La casa de Caín (primera parte)

—¡Eso es lo de menos! —Sonia se exasperó por no poder hacerse comprender como deseaba—. ¡Debe haber algo! ¡Yo sé que hay algo!

Intenté calmar su enojo con una recopilación de los hechos conocidos hasta ese momento.

—Hace muchos años, según te contó un hombre mayor, un grupo de judíos, quizá disidentes o marginales de la comunidad central, se reunía en esta casa para celebrar sus fiestas.

Un paredón cortaba de manera abrupta la callejuela sombría. A escasos metros de allí, frente a nosotros, la fachada del inmueble mostraba las cicatrices de años a la intemperie y la ausencia de mantenimiento. No había diferencia alguna entre éste y las construcciones de su entorno, excepto que encima de la puerta de entrada se destacaba una Estrella de David inscripta en un círculo. No era un símbolo extraño en sí ya que la mayoría de los templos hebreos presentaba esa ornamentación. El enigma consistía en saber si alguna vez ese edificio había funcionado como sede de alguna institución comunitaria.

A mi lado, Sonia, anhelante, esperaba una reacción que la convenciera de que no se había equivocado.

—¡Sí! —aplaudió, exaltada—. Creí que no te ibas a acordar.

—También me dijiste entonces que era un buen material para investigar y que te parecía… romántico.

Casi se desmayó de la emoción. Se pegó a mí y pude sentir el palpitar de su corazón. A pesar del frío de la mañana, ella exhalaba un hálito de tierna calidez.

Hacía referencia a una circunstancia ocurrida un par de años atrás cuando yo me encontraba en la disyuntiva de exponer una monografía con las conclusiones de la investigación periodística que había llevado adelante acerca de las causas que habían motivado al doctor Sigmund Freud a declarar al héroe hebreo Moisés, un egipcio sin conexión alguna con el pueblo elegido, la cual creía que iba a constituirse en la base de mi lanzamiento profesional y personal, o dejarme en ridículo sin atenuantes. Finalmente, presenté mi labor y no sucedió ninguna de las alternativas consideradas. Ahora, según la apreciación de mi esposa, el misterio de esta casa se presentaba como una segunda oportunidad, en esta ocasión para salvarme de caer en una depresión de límites imprecisos.

—No entiendo —dije eligiendo las palabras para no provocar su frustración—. ¿Qué hay para investigar? Es una casa antigua, que no dice nada, y sí, tal vez, en algún momento, haya funcionado como templo o club social.

Fue entonces cuando explotó:

—¡Eso es lo de menos! ¡Debe haber algo! ¡Yo sé que hay algo!

Miró el desecho que tenía ante sus ojos casi llorosos por la frustración, como si le quisiera arrancar alguna palabra, una clave que la condujera a una pista y de allí a la resolución de su secreto.
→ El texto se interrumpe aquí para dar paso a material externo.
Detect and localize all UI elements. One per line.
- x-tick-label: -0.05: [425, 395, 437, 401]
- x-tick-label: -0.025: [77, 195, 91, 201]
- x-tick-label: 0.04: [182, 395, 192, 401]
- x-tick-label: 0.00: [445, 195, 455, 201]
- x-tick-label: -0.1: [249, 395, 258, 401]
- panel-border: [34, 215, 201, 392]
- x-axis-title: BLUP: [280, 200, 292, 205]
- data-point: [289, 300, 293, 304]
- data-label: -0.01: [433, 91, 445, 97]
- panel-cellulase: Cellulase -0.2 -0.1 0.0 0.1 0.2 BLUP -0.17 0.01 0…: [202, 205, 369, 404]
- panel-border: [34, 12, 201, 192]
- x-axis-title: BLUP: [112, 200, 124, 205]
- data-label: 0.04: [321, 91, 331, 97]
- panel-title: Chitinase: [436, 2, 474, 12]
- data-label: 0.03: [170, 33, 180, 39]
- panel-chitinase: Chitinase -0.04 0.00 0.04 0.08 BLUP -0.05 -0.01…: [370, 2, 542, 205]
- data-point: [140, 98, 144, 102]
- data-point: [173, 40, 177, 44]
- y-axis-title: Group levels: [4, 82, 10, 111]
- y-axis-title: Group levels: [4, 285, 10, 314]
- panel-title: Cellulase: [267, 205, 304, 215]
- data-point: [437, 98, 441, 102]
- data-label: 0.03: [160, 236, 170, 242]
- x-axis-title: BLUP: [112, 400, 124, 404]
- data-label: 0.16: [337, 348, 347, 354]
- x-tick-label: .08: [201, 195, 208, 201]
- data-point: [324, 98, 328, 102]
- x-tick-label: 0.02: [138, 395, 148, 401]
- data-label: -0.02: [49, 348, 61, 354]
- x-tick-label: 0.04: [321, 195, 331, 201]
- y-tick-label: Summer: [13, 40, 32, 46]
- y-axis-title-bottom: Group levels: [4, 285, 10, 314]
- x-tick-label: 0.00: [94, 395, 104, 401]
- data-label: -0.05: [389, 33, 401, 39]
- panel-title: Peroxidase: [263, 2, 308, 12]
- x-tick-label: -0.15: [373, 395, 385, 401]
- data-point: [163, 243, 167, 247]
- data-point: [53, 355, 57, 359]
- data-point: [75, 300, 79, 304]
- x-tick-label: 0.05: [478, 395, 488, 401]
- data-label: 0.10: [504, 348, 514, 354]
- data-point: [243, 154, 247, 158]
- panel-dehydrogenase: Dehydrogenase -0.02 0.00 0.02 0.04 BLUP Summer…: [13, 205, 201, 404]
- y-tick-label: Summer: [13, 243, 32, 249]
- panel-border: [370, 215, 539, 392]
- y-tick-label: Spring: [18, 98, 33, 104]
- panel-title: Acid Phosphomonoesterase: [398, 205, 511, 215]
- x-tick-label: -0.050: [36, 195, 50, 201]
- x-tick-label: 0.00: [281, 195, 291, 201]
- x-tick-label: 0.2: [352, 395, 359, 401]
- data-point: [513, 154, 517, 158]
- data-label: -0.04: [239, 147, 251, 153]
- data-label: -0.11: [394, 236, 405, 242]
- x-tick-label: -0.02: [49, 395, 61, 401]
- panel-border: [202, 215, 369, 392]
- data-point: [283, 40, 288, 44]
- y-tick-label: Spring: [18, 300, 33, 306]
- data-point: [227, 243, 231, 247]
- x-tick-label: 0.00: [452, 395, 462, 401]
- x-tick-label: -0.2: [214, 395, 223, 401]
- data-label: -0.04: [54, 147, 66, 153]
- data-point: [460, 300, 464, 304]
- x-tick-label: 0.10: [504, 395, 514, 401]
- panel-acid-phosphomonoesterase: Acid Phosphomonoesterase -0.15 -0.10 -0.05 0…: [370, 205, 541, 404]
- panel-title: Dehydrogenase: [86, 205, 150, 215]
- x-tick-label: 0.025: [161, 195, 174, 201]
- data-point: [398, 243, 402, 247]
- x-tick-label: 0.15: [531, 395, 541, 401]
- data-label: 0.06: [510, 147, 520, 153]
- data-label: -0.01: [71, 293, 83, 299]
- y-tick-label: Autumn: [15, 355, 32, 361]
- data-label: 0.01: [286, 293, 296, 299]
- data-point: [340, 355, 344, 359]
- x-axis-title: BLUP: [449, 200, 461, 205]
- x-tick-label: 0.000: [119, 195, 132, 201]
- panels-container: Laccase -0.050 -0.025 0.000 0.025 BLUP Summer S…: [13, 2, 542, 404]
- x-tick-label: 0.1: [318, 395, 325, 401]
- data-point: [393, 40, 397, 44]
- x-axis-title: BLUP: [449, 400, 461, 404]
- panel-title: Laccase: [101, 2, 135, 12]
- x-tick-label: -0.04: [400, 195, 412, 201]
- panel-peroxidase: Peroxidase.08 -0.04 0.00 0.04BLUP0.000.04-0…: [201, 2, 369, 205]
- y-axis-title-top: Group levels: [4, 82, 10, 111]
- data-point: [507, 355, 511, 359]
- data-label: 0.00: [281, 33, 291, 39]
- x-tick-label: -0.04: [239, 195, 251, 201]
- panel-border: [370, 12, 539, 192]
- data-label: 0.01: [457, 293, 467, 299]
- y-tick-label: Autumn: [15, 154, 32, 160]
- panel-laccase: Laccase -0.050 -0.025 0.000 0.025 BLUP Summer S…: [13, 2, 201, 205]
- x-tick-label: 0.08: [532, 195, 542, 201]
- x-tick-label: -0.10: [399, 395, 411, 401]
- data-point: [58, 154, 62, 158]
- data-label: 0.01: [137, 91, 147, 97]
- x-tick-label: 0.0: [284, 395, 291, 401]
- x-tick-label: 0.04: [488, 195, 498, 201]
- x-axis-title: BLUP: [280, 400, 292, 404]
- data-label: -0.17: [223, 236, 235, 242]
Las mejillas habían enrojecido, un ligero temblor agitaba sus labios y por encima de ellos brillaban unas gotas de transpiración. De pronto, del bolsillo de su abrigo extrajo una cámara fotográfica. Tomaba instantáneas casi sin mirar, en sucesión ininterrumpida; se movía de aquí para allá, enfocándose en la estrella inscripta en el círculo. Yo la miraba hacer y creía ver en sus acciones una manera de evitar la rendición, el naufragio definitivo de su esperanza. Poco a poco su humor fue cambiando; el enojo se moderaba, la crispación mudaba en desenfado. De inmediato comenzó a reírse, a expresar una alegría juguetona y despreocupada. Llovieron fotografías sobre mí desde todos los ángulos posibles, incluso los más descarados. Yo me contagié de su cascabeleo. La risa se nos pegaba, uniéndonos en una danza mágica. Hasta que interrumpió el descontrol con una frase concluyente:

—¡Me muero de hambre!

La miré, seguramente con la estúpida expresión de un hombre enamorado. El arrebol de sus mejillas se había intensificado; brillaban sus ojos, los labios entreabiertos invitaban al encuentro, el deseo vibraba en cada fibra de nuestro ser. Ella puso fin a ese momento con un gesto indolente, un mohín que la hizo más bella, si esto era posible. Guardó la cámara y empezó a caminar hacia la calle que marcaba el límite de la cortada. En eso se detuvo mirando a su alrededor.